# Gummy 4.0.4 builds and boot manager?



## silver04v (Jun 13, 2011)

I have gummy 9.0 in a slot running perfect, as well as aokp, but for some reason the 9.5 or 3/30 builds always boot loop on the moto sign. Anyone for these going in a slot?

Sent from my celly that's cooler than yours


----------



## bmt11 (Dec 30, 2011)

Working fine for me, upgraded from 9.0 like any other update. Are you wiping system when you install?

I've found that the gummy files for whatever reason be it the server they're hosted on or whatever are much more prone to corrupting or getting a bad file than any other rom so you might want to just keep trying new downloads.


----------



## silver04v (Jun 13, 2011)

Where did you get the build you're running?

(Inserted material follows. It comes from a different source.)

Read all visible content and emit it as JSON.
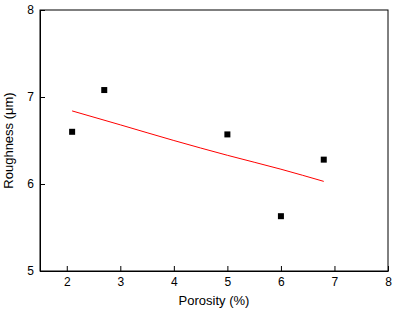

What gapps did you use? What version of boot manager, the newest?

Sent from my celly that's cooler than yours


----------



## bmt11 (Dec 30, 2011)

Downloaded the Gummy_shadow-TestBuild-0.9.5 from angel's goo.im directory, as for gapps I have always used the ICS_MOTO_4.0.4_GAPPS_03_1_3_2012 as the newer official ones have always given me trouble getting google apps to work properly. Would probably of been installed in bootmanager before its most recent update.


----------



## silver04v (Jun 13, 2011)

I'll try some more downloads even though I have matching md5s.

Sent from my celly that's cooler than yours


----------



## silver04v (Jun 13, 2011)

Still no luck, anyone else have any ideas?

Sent from my celly that's cooler than yours


----------